Monday, August 15, 2011

Just Marginal Joints

Here is a joint distribution of wear on the counter top of a Home Depot. The counter top was originally white. This has worn away to reveal various layers of shading in the laminate and further into the underlying wood of the table. The innermost area has been actually gouged out by many tools, cans of paint, and other heavy hardware. We see nested triangular patterns of wear revealing the joint distribution of tool placement on the counter and their movement across the checkout scanner.

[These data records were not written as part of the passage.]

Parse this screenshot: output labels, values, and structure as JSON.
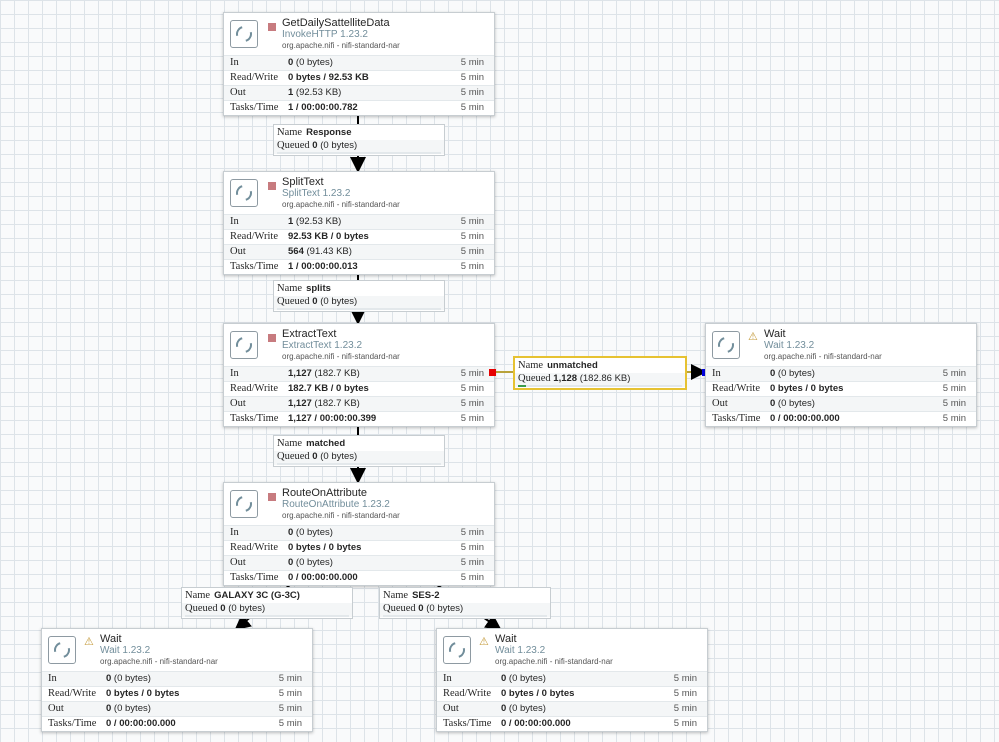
{
  "processors": {
    "get": {
      "name": "GetDailySattelliteData",
      "type": "InvokeHTTP 1.23.2",
      "bundle": "org.apache.nifi - nifi-standard-nar",
      "stats": [
        {
          "label": "In",
          "bold": "0",
          "rest": " (0 bytes)",
          "window": "5 min"
        },
        {
          "label": "Read/Write",
          "bold": "0 bytes / 92.53 KB",
          "rest": "",
          "window": "5 min"
        },
        {
          "label": "Out",
          "bold": "1",
          "rest": " (92.53 KB)",
          "window": "5 min"
        },
        {
          "label": "Tasks/Time",
          "bold": "1 / 00:00:00.782",
          "rest": "",
          "window": "5 min"
        }
      ]
    },
    "split": {
      "name": "SplitText",
      "type": "SplitText 1.23.2",
      "bundle": "org.apache.nifi - nifi-standard-nar",
      "stats": [
        {
          "label": "In",
          "bold": "1",
          "rest": " (92.53 KB)",
          "window": "5 min"
        },
        {
          "label": "Read/Write",
          "bold": "92.53 KB / 0 bytes",
          "rest": "",
          "window": "5 min"
        },
        {
          "label": "Out",
          "bold": "564",
          "rest": " (91.43 KB)",
          "window": "5 min"
        },
        {
          "label": "Tasks/Time",
          "bold": "1 / 00:00:00.013",
          "rest": "",
          "window": "5 min"
        }
      ]
    },
    "extract": {
      "name": "ExtractText",
      "type": "ExtractText 1.23.2",
      "bundle": "org.apache.nifi - nifi-standard-nar",
      "stats": [
        {
          "label": "In",
          "bold": "1,127",
          "rest": " (182.7 KB)",
          "window": "5 min"
        },
        {
          "label": "Read/Write",
          "bold": "182.7 KB / 0 bytes",
          "rest": "",
          "window": "5 min"
        },
        {
          "label": "Out",
          "bold": "1,127",
          "rest": " (182.7 KB)",
          "window": "5 min"
        },
        {
          "label": "Tasks/Time",
          "bold": "1,127 / 00:00:00.399",
          "rest": "",
          "window": "5 min"
        }
      ]
    },
    "route": {
      "name": "RouteOnAttribute",
      "type": "RouteOnAttribute 1.23.2",
      "bundle": "org.apache.nifi - nifi-standard-nar",
      "stats": [
        {
          "label": "In",
          "bold": "0",
          "rest": " (0 bytes)",
          "window": "5 min"
        },
        {
          "label": "Read/Write",
          "bold": "0 bytes / 0 bytes",
          "rest": "",
          "window": "5 min"
        },
        {
          "label": "Out",
          "bold": "0",
          "rest": " (0 bytes)",
          "window": "5 min"
        },
        {
          "label": "Tasks/Time",
          "bold": "0 / 00:00:00.000",
          "rest": "",
          "window": "5 min"
        }
      ]
    },
    "wait1": {
      "name": "Wait",
      "type": "Wait 1.23.2",
      "bundle": "org.apache.nifi - nifi-standard-nar",
      "stats": [
        {
          "label": "In",
          "bold": "0",
          "rest": " (0 bytes)",
          "window": "5 min"
        },
        {
          "label": "Read/Write",
          "bold": "0 bytes / 0 bytes",
          "rest": "",
          "window": "5 min"
        },
        {
          "label": "Out",
          "bold": "0",
          "rest": " (0 bytes)",
          "window": "5 min"
        },
        {
          "label": "Tasks/Time",
          "bold": "0 / 00:00:00.000",
          "rest": "",
          "window": "5 min"
        }
      ]
    },
    "wait2": {
      "name": "Wait",
      "type": "Wait 1.23.2",
      "bundle": "org.apache.nifi - nifi-standard-nar",
      "stats": [
        {
          "label": "In",
          "bold": "0",
          "rest": " (0 bytes)",
          "window": "5 min"
        },
        {
          "label": "Read/Write",
          "bold": "0 bytes / 0 bytes",
          "rest": "",
          "window": "5 min"
        },
        {
          "label": "Out",
          "bold": "0",
          "rest": " (0 bytes)",
          "window": "5 min"
        },
        {
          "label": "Tasks/Time",
          "bold": "0 / 00:00:00.000",
          "rest": "",
          "window": "5 min"
        }
      ]
    },
    "wait3": {
      "name": "Wait",
      "type": "Wait 1.23.2",
      "bundle": "org.apache.nifi - nifi-standard-nar",
      "stats": [
        {
          "label": "In",
          "bold": "0",
          "rest": " (0 bytes)",
          "window": "5 min"
        },
        {
          "label": "Read/Write",
          "bold": "0 bytes / 0 bytes",
          "rest": "",
          "window": "5 min"
        },
        {
          "label": "Out",
          "bold": "0",
          "rest": " (0 bytes)",
          "window": "5 min"
        },
        {
          "label": "Tasks/Time",
          "bold": "0 / 00:00:00.000",
          "rest": "",
          "window": "5 min"
        }
      ]
    }
  },
  "connections": {
    "response": {
      "name_label": "Name",
      "name": "Response",
      "queued_label": "Queued",
      "queued_count": "0",
      "queued_size": " (0 bytes)",
      "fill": 0
    },
    "splits": {
      "name_label": "Name",
      "name": "splits",
      "queued_label": "Queued",
      "queued_count": "0",
      "queued_size": " (0 bytes)",
      "fill": 0
    },
    "unmatched": {
      "name_label": "Name",
      "name": "unmatched",
      "queued_label": "Queued",
      "queued_count": "1,128",
      "queued_size": " (182.86 KB)",
      "fill": 0.05
    },
    "matched": {
      "name_label": "Name",
      "name": "matched",
      "queued_label": "Queued",
      "queued_count": "0",
      "queued_size": " (0 bytes)",
      "fill": 0
    },
    "galaxy": {
      "name_label": "Name",
      "name": "GALAXY 3C (G-3C)",
      "queued_label": "Queued",
      "queued_count": "0",
      "queued_size": " (0 bytes)",
      "fill": 0
    },
    "ses": {
      "name_label": "Name",
      "name": "SES-2",
      "queued_label": "Queued",
      "queued_count": "0",
      "queued_size": " (0 bytes)",
      "fill": 0
    }
  },
  "colors": {
    "canvas": "#f9fafb",
    "grid": "#dde3e8",
    "stopped": "#c77b7f",
    "warning": "#c49a3a",
    "selected": "#e6c232",
    "link": "#000000",
    "queue_fill": "#3a9c4c",
    "source_port": "#e60000",
    "dest_port": "#0000e6"
  },
  "icons": {
    "processor": "processor-icon",
    "stopped": "stop-icon",
    "invalid": "warning-icon"
  }
}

But wait. There's more, as they say on infomercials. Not only do we get the joint distribution of wear, we also get one marginal distribution of wear along the front edge of the counter. As customers drag their purchases onto or off of the counter they leave a bell-shaped pattern of use along that front edge.

Monday, August 8, 2011

Our Video

Award for Best Evidence of Inspiring Students at the 2011 Joint Statistical Meetings in Miami Beach. Double click on video for full screen.

Thursday, August 4, 2011

YADDA: Yet Another Door Distribution Again

This is an edge-on view of an open door. Notice the wear pattern along the edge. Another bell-shaped frequency distribution of wear.

Tuesday, August 2, 2011


Wear caused by hands (fingers?) holding a door? Perhaps left hand fingers in the PULL slot and thumbs wearing away on the door edge. More frequent wear near the middle and less above and below. We've seen this pattern before, like here. There will be more to come. This pattern is quite common. Find one for yourself and share.

Wednesday, June 1, 2011

Skyscraper Frequencies

A sculpture of a keyboard with the key's height proportional to its letter's frequency of use in English. Looks like a small city block full of skyscrapers. How would the block look different if the frequencies of use were in another language. Via Geekologie. Thanks to Laura.
I examined related frequency and language questions here.

Monday, May 23, 2011

Automated Histograms c. 1962

This is a device, from Nature in 1962, to construct a histogram during an experiment of stimulus-response times. The histogram forms by the careful timing of the release of ball-bearings into plastic bins. As a stimulus is given to a subject, the machine comes to life, starting a motor and engaging an electro-magnet. The motor hums, driving a treadmill-type belt at a constant rate. A ball-bearing is then projected onto the underside of the belt by a solenoid. The ball-bearing is held fixed at a point along the moving belt by the magnet. Once the subject responds to the stimulus, the electro-magnet is switched off, and the ball-bearing drops into the appropriate bin indicating the response time. The histogram grows as more response times are measured. It is suggested that the mean can then be found by balancing the display, and the variance by finding its moment of interia.

Saturday, April 2, 2011

Earthquake/Population Density Map

A map of global earthquake intensity, showing magnitude and density of seismic activity weighted by population (larger version here). According to Views of the World this map allows us "to understand the earthquake intensity in relation to today’s population distribution, and thus gives an idea of where most people are of risk related to seismic activity." The algorithm uses kernel density estimation followed by a density equalizing algorithm.
Via The Map Room.

Friday, March 25, 2011

Friday Fun: Comparing Apples & Oranges

A totally fair, balanced, unbiased comparison. Really. No really! See more of this chart at: via junkcharts.

Saturday, March 19, 2011

March Madness: It Didn't Happen Again!

Since 1985, when the NCAA Division I Men's Basketball Tournament expanded to 64 teams, a team seeded (or ranked) 16 (last in each of the four regions) has never beaten a team seeded first. Over the 27 years from 1985 to 2011, (108 pairings) the number 1 seed has won by as much as 58 points (in 1998, Kansas(1) over Prairie View(16) 110-52). But twice over that time, both times in 1989, the number 1 seed narrowly edged out the number 16 seed by only 1 point (Georgetown(1) over Princeton(16) 50-49 and Oklahoma(1) over East Tennessee State(16) 72-71.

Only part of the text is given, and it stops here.